Man attacked a couple with a bottle after perceived insult to his wife
A BELFAST man has been handed an eight year prison sentence for a "savage'' bottle attack on a couple in their home.
Stephen Ewing (39), of no fixed address, was told by a judge that he had left one of his victims with "significant and life changing'' facial injuries after being repeatedly stabbed with a broke bottle.
Judge Neil Rafferty QC urged Ewing to "seek help for your alcohol and substance abuse'' while in prison and not to leave it until after his release from custody. "Don't put it off. Now is the time to deal with it,'' added the judge.
Ewing had pleaded guilty to charges of wounding with intent to cause grievous bodily harm, common assault and grievous bodily harm with intent in July 2018 when Ewing went with his wife to the home of a couple after he had been out drinking.
He was said to have taken offence to music the couple were playing, including a song entitled 'You Can Do Better', which he took as a reference to his wife.
Ewing first attacked the man, striking him on the head from behind with a red wine bottle. The victim needed 45 staples and stitches to his face and scalp.

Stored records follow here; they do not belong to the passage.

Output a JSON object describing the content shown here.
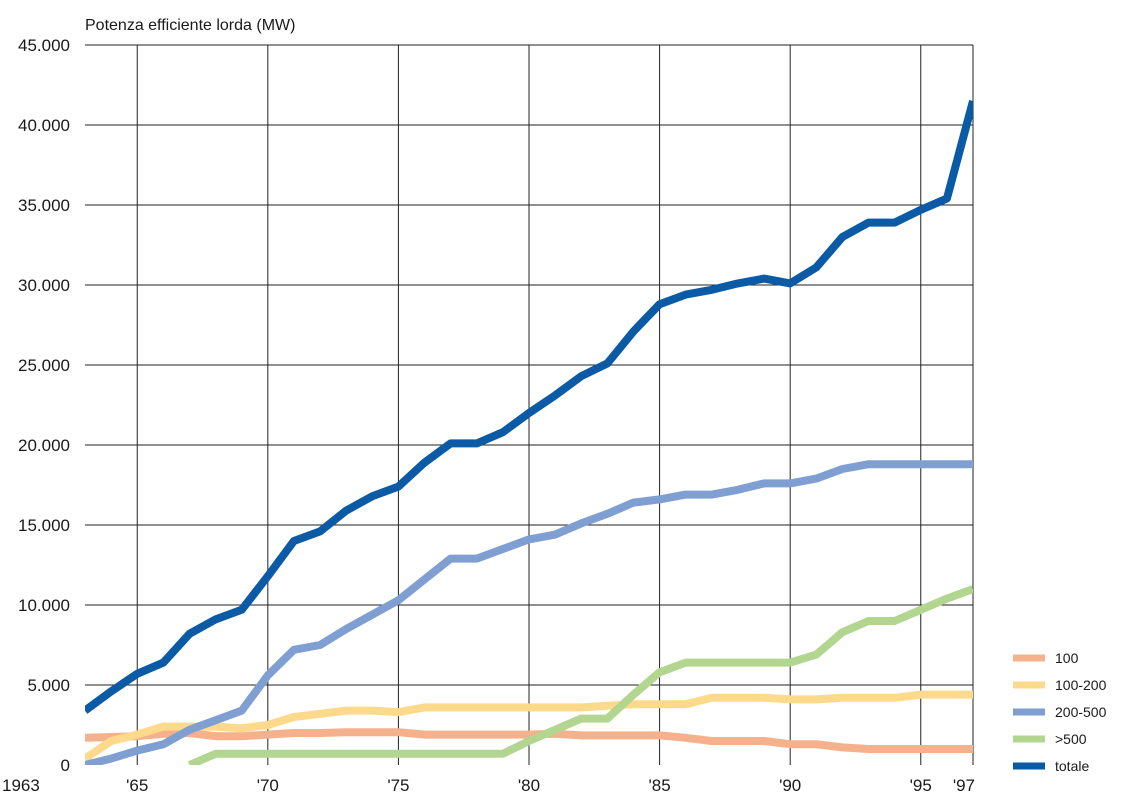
{
  "chart_data": {
    "type": "line",
    "title": "",
    "ylabel": "Potenza efficiente lorda (MW)",
    "xlabel": "",
    "xlim": [
      1963,
      1997
    ],
    "ylim": [
      0,
      45000
    ],
    "grid": true,
    "legend_position": "bottom-right",
    "y_ticks": [
      {
        "value": 0,
        "label": "0"
      },
      {
        "value": 5000,
        "label": "5.000"
      },
      {
        "value": 10000,
        "label": "10.000"
      },
      {
        "value": 15000,
        "label": "15.000"
      },
      {
        "value": 20000,
        "label": "20.000"
      },
      {
        "value": 25000,
        "label": "25.000"
      },
      {
        "value": 30000,
        "label": "30.000"
      },
      {
        "value": 35000,
        "label": "35.000"
      },
      {
        "value": 40000,
        "label": "40.000"
      },
      {
        "value": 45000,
        "label": "45.000"
      }
    ],
    "x_ticks": [
      {
        "value": 1963,
        "label": "1963"
      },
      {
        "value": 1965,
        "label": "'65"
      },
      {
        "value": 1970,
        "label": "'70"
      },
      {
        "value": 1975,
        "label": "'75"
      },
      {
        "value": 1980,
        "label": "'80"
      },
      {
        "value": 1985,
        "label": "'85"
      },
      {
        "value": 1990,
        "label": "'90"
      },
      {
        "value": 1995,
        "label": "'95"
      },
      {
        "value": 1997,
        "label": "'97"
      }
    ],
    "series": [
      {
        "name": "100",
        "color": "#f5b08c",
        "x": [
          1963,
          1964,
          1965,
          1966,
          1967,
          1968,
          1969,
          1970,
          1971,
          1972,
          1973,
          1974,
          1975,
          1976,
          1977,
          1978,
          1979,
          1980,
          1981,
          1982,
          1983,
          1984,
          1985,
          1986,
          1987,
          1988,
          1989,
          1990,
          1991,
          1992,
          1993,
          1994,
          1995,
          1996,
          1997
        ],
        "values": [
          1700,
          1750,
          1800,
          1950,
          2000,
          1800,
          1800,
          1900,
          2000,
          2000,
          2050,
          2050,
          2050,
          1900,
          1900,
          1900,
          1900,
          1900,
          1950,
          1850,
          1850,
          1850,
          1850,
          1700,
          1500,
          1500,
          1500,
          1300,
          1300,
          1100,
          1000,
          1000,
          1000,
          1000,
          1000
        ]
      },
      {
        "name": "100-200",
        "color": "#fdd98c",
        "x": [
          1963,
          1964,
          1965,
          1966,
          1967,
          1968,
          1969,
          1970,
          1971,
          1972,
          1973,
          1974,
          1975,
          1976,
          1977,
          1978,
          1979,
          1980,
          1981,
          1982,
          1983,
          1984,
          1985,
          1986,
          1987,
          1988,
          1989,
          1990,
          1991,
          1992,
          1993,
          1994,
          1995,
          1996,
          1997
        ],
        "values": [
          400,
          1500,
          1900,
          2400,
          2400,
          2400,
          2300,
          2500,
          3000,
          3200,
          3400,
          3400,
          3300,
          3600,
          3600,
          3600,
          3600,
          3600,
          3600,
          3600,
          3700,
          3800,
          3800,
          3800,
          4200,
          4200,
          4200,
          4100,
          4100,
          4200,
          4200,
          4200,
          4400,
          4400,
          4400
        ]
      },
      {
        "name": "200-500",
        "color": "#7f9fd3",
        "x": [
          1963,
          1964,
          1965,
          1966,
          1967,
          1968,
          1969,
          1970,
          1971,
          1972,
          1973,
          1974,
          1975,
          1976,
          1977,
          1978,
          1979,
          1980,
          1981,
          1982,
          1983,
          1984,
          1985,
          1986,
          1987,
          1988,
          1989,
          1990,
          1991,
          1992,
          1993,
          1994,
          1995,
          1996,
          1997
        ],
        "values": [
          0,
          400,
          900,
          1300,
          2200,
          2800,
          3400,
          5600,
          7200,
          7500,
          8500,
          9400,
          10300,
          11600,
          12900,
          12900,
          13500,
          14100,
          14400,
          15100,
          15700,
          16400,
          16600,
          16900,
          16900,
          17200,
          17600,
          17600,
          17900,
          18500,
          18800,
          18800,
          18800,
          18800,
          18800
        ]
      },
      {
        "name": ">500",
        "color": "#b2d68f",
        "x": [
          1967,
          1968,
          1969,
          1970,
          1971,
          1972,
          1973,
          1974,
          1975,
          1976,
          1977,
          1978,
          1979,
          1980,
          1981,
          1982,
          1983,
          1984,
          1985,
          1986,
          1987,
          1988,
          1989,
          1990,
          1991,
          1992,
          1993,
          1994,
          1995,
          1996,
          1997
        ],
        "values": [
          0,
          700,
          700,
          700,
          700,
          700,
          700,
          700,
          700,
          700,
          700,
          700,
          700,
          1500,
          2200,
          2900,
          2900,
          4400,
          5800,
          6400,
          6400,
          6400,
          6400,
          6400,
          6900,
          8300,
          9000,
          9000,
          9700,
          10400,
          11000
        ]
      },
      {
        "name": "totale",
        "color": "#0a5aa5",
        "x": [
          1963,
          1964,
          1965,
          1966,
          1967,
          1968,
          1969,
          1970,
          1971,
          1972,
          1973,
          1974,
          1975,
          1976,
          1977,
          1978,
          1979,
          1980,
          1981,
          1982,
          1983,
          1984,
          1985,
          1986,
          1987,
          1988,
          1989,
          1990,
          1991,
          1992,
          1993,
          1994,
          1995,
          1996,
          1997
        ],
        "values": [
          3400,
          4600,
          5700,
          6400,
          8200,
          9100,
          9700,
          11800,
          14000,
          14600,
          15900,
          16800,
          17400,
          18900,
          20100,
          20100,
          20800,
          22000,
          23100,
          24300,
          25100,
          27100,
          28800,
          29400,
          29700,
          30100,
          30400,
          30100,
          31100,
          33000,
          33900,
          33900,
          34700,
          35400,
          41500
        ]
      }
    ]
  }
}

A prosecution lawyer said Ewing then used a second wine bottle to attack the female, whom he held on the ground by her hair while stabbing her in the face with it.
She sustained "significant'' injuries and required stitches to her right ear, right nostril and left cheek, with damage also caused to her saliva gland.
The court heard Ewing had 90 previous convictions, with 11 assaults on police, a series of common assaults, 11 counts of criminal damage, one of hijacking, six robbery offences, three of threats to kill and three offences of indictable common assault.
Ewing was jailed for eight years, and after being found dangerous by the court, he will not be automatically released after serving four years of his sentence. Instead, it will be up to the Parole Commission to determine when he is eligible to be freed.
Once released, Ewing will have to spend an additional three years on supervised licence for what the judge said was for "the protection of the public in the future''.